Enquanto eles conversam,
Neófito ora e entrega o microfone ao pastor Caio Riso, que, aparentando certa
irritação, ironiza:
— Eu pensei que hoje não
teríamos pregação, pastor Joselito — risos. — A-le-lu-ia — diz, em tom de
deboche.
Enquanto Caio — um tanto
obeso — suspende a calça, olhando para o povo e os obreiros do púlpito, muitos
começam a dizer aleluias e glórias a Deus. Fica patente a facilidade que o
pregador tem de cativar o público.
— Eu quero cumprimentar o
povo de Deus com a sacrossanta paz do Senhor, amém?
— Amééééééééém!
— é bom estar de novo nesse
congresso. No ano passado eu não pude estar aqui porque fui levar fogo a vários
países da Europa... Aqueles alemães, franceses, italianos e portugueses agora
sabem o que é a unção da loucura... — risos. — Bem, antes de lermos uma
passagem da Bíblia, abrace pelo menos três irmãos e diga-lhes: "É bom
estar nesse congresso".
Caio Riso então suspende a
calça novamente, faz o povo ler com ele o texto de João 14.12 e brada:
— Nesta tarde, este lugar vai
tremer! Você já pode começar a mandar glória para cima, pois Jeová já está
mandando poder para baixo. Coisas maiores do que as feitas por Jesus nós
faremos agora. Se o seu cabelo começar a crescer, não fique preocupado; se o
seu vestido justo ficar solto no corpo, irmã que se sente gorda, isso tudo é
coisa nova para nosso tempo. Receeeeeebaaaaa...
O povo alvoroça-se, e o
presbítero Neófito é o primeiro a começar a rodopiar na tribuna. Vários
cantores e pastores o acompanham. E o pregador continua:
— Mas eu não vim aqui somente
para pregar milagres. Tem fariseu aqui neste altar!

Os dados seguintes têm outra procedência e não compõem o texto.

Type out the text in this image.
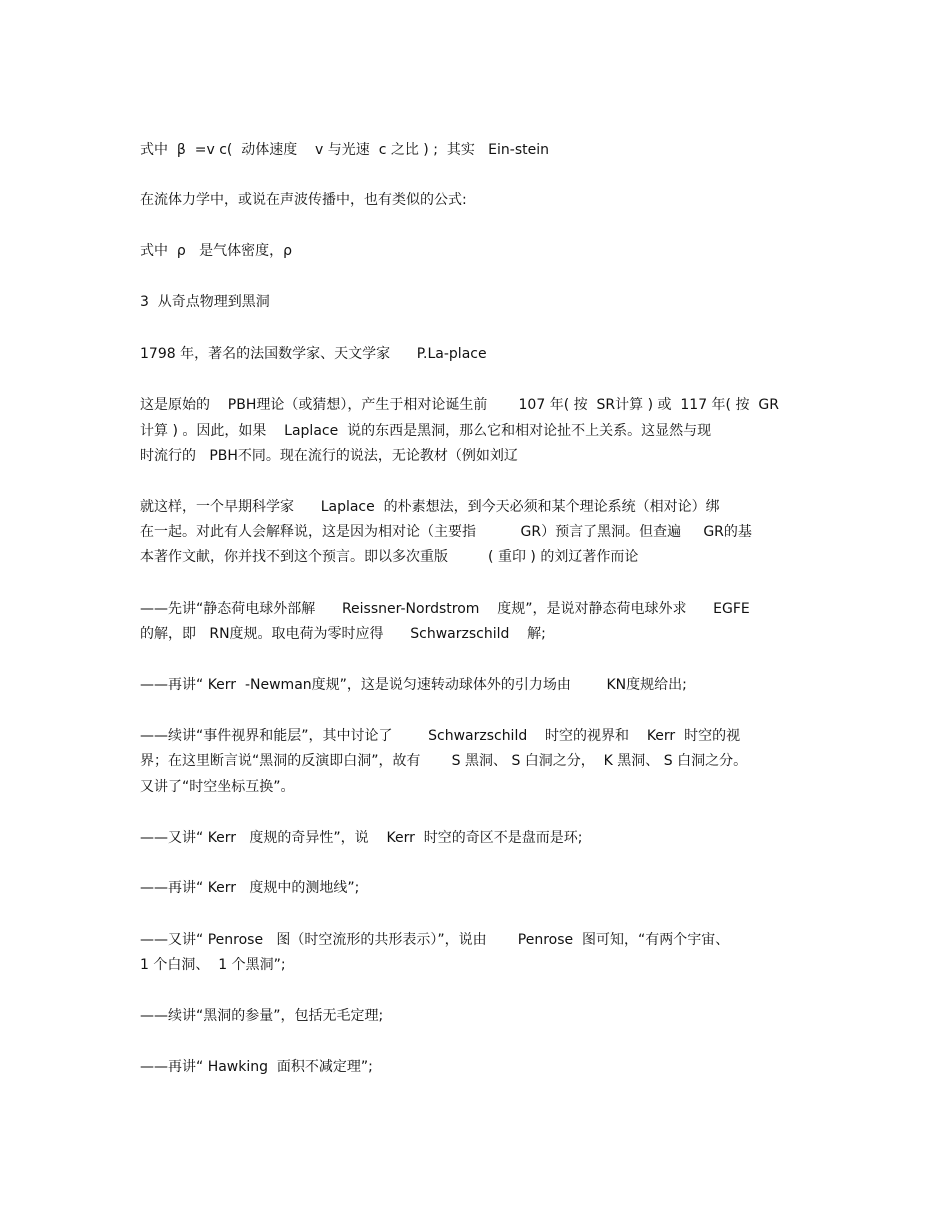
式中  β  =v c(  动体速度    v 与光速  c 之比 ) ;  其实   Ein‐stein
在流体力学中，或说在声波传播中，也有类似的公式:
式中  ρ   是气体密度，ρ
3  从奇点物理到黑洞
1798 年，著名的法国数学家、天文学家      P.La‐place
这是原始的    PBH理论（或猜想），产生于相对论诞生前       107 年( 按  SR计算 ) 或  117 年( 按  GR
计算 ) 。因此，如果    Laplace  说的东西是黑洞，那么它和相对论扯不上关系。这显然与现
时流行的   PBH不同。现在流行的说法，无论教材（例如刘辽
就这样，一个早期科学家      Laplace  的朴素想法，到今天必须和某个理论系统（相对论）绑
在一起。对此有人会解释说，这是因为相对论（主要指          GR）预言了黑洞。但查遍     GR的基
本著作文献，你并找不到这个预言。即以多次重版         ( 重印 ) 的刘辽著作而论
——先讲“静态荷电球外部解      Reissner-Nordstrom    度规”，是说对静态荷电球外求      EGFE
的解，即   RN度规。取电荷为零时应得      Schwarzschild    解;
——再讲“ Kerr  -Newman度规”，这是说匀速转动球体外的引力场由        KN度规给出;
——续讲“事件视界和能层”，其中讨论了        Schwarzschild    时空的视界和    Kerr  时空的视
界；在这里断言说“黑洞的反演即白洞”，故有       S 黑洞、 S 白洞之分，  K 黑洞、 S 白洞之分。
又讲了“时空坐标互换”。
——又讲“ Kerr   度规的奇异性”，说    Kerr  时空的奇区不是盘而是环;
——再讲“ Kerr   度规中的测地线”;
——又讲“ Penrose   图（时空流形的共形表示）”，说由       Penrose  图可知，“有两个宇宙、
1 个白洞、  1 个黑洞”;
——续讲“黑洞的参量”，包括无毛定理;
——再讲“ Hawking  面积不减定理”;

— Êta, Jeová! Fala mesmo, meu
Pai! — grita a irmã Marionete, enquanto o seu esposo, Títere, cabisbaixo,
parece estar preocupado.
— Hoje Jesus vai quebrar as
suas pernas! — diz o pregador. — Prepare o lombo, fariseu! Você que vive
julgando o sobrenatural de Deus, que despreza os sinais desta última hora,
nesta tarde você vai conhecer a unção da loucura de Deus! Receeeeebaaaaaa... — sons
de línguas não inteligíveis por parte do pregador, dos obreiros do púlpito e da
multidão. Algumas pessoas começam a cair...
E o pregador prossegue:
— Encosta aí testa com testa.
Olha dentro do olho do seu irmão e lhe diga: "Satanás, você está
derrotado".
Inconformado, Títere não
obedece ao pregador e diz à Marionete:
— Que é isso? Eu vou dizer
para você essas palavras?
— Não é para mim, Tite, é
para o Diabo.
— Mas, Nete, por que eu tenho
de falar isso olhando para você?
— Tá bom, tá bom; preste
atenção à mensagem.
O pregador, então, segurando
a mão do pastor José dos Clichês, lhe pergunta:
— Tem sapato de fogo? Tem
sapaaaato?
E, vendo Clichês balançar a
cabeça positivamente, sopra sobre ele, e... Bum! O famoso pregador das frases
de efeito estatela-se no chão.
— Pule, pule, pule! —
continua Caio Riso. — Pule com um pé só! Pule! Não se importe com que vão
pensar de você. Pule, pule, pule! Receeeebaaa...
Ao som de línguas não
inteligíveis, aleluias, glórias a Deus e outras expressões, ele prossegue:
— Já tem cabelo crescendo aí?
Veja se tem dente de ouro em sua boca.
Títere está admirado, pois
ainda não houve propriamente uma pregação, e o povo parece não sentir falta
disso. O importante para todos é o reteté...
— Nesta tarde, Deus vai
batizar com o Espírito Santo. Quem aqui no púlpito tem sapato de fogo? Eu quero
ver. Levante a mão. Venham até aqui. Eu vou ungir a mão de vocês, e a minha
unção vai passar para cada um.
O pregador então declara que
a sua unção está sendo transmitida àqueles obreiros e lhes ordena:
— Desçam agora e coloquem a
mão na cabeça de quem não é batizado. O milagre vai acontecer
agoooooooraaaaa... Receeeeebaaaaaa...
Muitos caem; alguns ficam
inertes, outros, parecendo estar energizados, movimentam-se rapidamente...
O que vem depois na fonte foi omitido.